Positive reinforcement. Negative punishment. Negative reinforcement. Positive punishment... huh?
If you're doing advanced reading you may come across the following terms which are used to describe the Four Quadrants of Operant Conditioning. These might be confusing when we're talking about positive reinforcement training because the quadrants include terms with the word "positive" that are not actually positive. Positive in this sense just means the addition of something (including punishment), and negative the subtraction of something - not that the method is force-free or humane.
- Positive Reinforcement (+R) is adding a desireable stimulus (e.g. reward - treat, attention, play, etc.) to increase the frequency of behavior. A dog sits and gets a click and a treat. R+ methods are regarded as the most effective form of training because the dog creates a positive emotional response, achieving long-lasting results.
- Negative Reinforcement (-R) is removing an aversive stimulus to increase the frequency of behavior. A dog runs away from the handler and an electric shock is administered until the dog begins to return to the handler (removing the shock to increase the frequency of dog checking in). R- methods can increase anxiety and fear, which can lead to reactivity and aggression, and are therefore not recommended
- Positive Punishment (+P) is adding an aversive stimulus which will reduce the frequency of behavior. Spanking, shouting, or cutting off air supply through a choke chain can be examples of positive punishment. "But it says positive punishment... I'm confused" It's not positive.
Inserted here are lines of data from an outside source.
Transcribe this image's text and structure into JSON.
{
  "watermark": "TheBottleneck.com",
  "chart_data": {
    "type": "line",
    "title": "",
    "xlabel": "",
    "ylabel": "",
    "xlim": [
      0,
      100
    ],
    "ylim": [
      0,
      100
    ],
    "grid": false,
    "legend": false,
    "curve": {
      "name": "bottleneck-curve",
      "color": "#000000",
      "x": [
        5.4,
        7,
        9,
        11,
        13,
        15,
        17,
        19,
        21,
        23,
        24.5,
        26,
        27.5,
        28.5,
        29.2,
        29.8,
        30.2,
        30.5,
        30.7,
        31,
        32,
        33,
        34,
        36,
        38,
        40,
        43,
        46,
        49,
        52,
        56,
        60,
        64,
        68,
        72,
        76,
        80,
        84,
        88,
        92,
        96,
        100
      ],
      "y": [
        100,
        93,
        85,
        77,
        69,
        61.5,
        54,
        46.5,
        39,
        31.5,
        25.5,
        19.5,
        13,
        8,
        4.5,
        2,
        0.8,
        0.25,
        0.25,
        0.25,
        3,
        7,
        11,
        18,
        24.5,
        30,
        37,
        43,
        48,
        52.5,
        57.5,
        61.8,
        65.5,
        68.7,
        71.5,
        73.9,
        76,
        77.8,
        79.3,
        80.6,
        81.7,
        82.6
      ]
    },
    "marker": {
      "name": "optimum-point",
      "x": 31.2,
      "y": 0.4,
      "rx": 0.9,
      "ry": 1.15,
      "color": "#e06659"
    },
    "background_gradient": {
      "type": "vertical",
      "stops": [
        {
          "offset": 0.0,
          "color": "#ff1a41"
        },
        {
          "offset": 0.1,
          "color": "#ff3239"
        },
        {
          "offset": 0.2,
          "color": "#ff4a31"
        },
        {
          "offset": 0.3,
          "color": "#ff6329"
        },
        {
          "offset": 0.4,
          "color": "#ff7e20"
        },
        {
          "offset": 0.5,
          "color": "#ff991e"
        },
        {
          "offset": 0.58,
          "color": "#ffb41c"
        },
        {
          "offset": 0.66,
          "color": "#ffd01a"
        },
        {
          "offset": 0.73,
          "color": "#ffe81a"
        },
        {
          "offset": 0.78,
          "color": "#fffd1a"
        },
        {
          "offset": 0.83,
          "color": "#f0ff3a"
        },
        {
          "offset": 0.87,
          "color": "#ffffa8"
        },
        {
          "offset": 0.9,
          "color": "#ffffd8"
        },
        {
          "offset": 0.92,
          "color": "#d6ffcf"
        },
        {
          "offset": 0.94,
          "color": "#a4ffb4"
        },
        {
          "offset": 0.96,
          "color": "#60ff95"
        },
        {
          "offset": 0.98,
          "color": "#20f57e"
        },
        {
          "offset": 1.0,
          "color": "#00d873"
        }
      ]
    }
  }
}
Using P+ methods relies on causing pain, discomfort, or another unpleasant sensation. This often results in an increase in anxiety, fear, reactivity, and/or aggression. While P+ methods can certainly achieve short term results, it does so by suppressing behavior and can create a negative emotional response. For example, a dog barks at other dogs, and we shock him each time he barks; he is now less likely to bark because it causes him pain, but he now associates the other dog with being shocked. This can increase fear and/or anxiety, leading to increased reactivity or aggression. We've also taught him that he shouldn't communicate his fear by barking; the next time he is afraid, he may jump straight to growling, snapping, or biting instead. In many cases in which a dog 'bites out of nowhere,' it is because he has learned that other warning signals do not produce the desired result - making the scary thing go away.
- Negative Punishment (-P) is removing a desireable stimulus to reduce the frequency of behavior. If a dog jumps on a person to greet them, and the person walks away when the dog jumps, negative punishment has been employed – that person is removing their attention to reduce the frequency of jumping in the future. Another example: We stop playing with a dog when he mouths us. Care should be taken when using P- methods to also redirect the dog to a behavior that we do want to see so that he can then receive positive reinforcement. Without this second step, the dog may become frustrated, experiencing an 'extinction burst' in which the behavior increases or escalates before it goes away.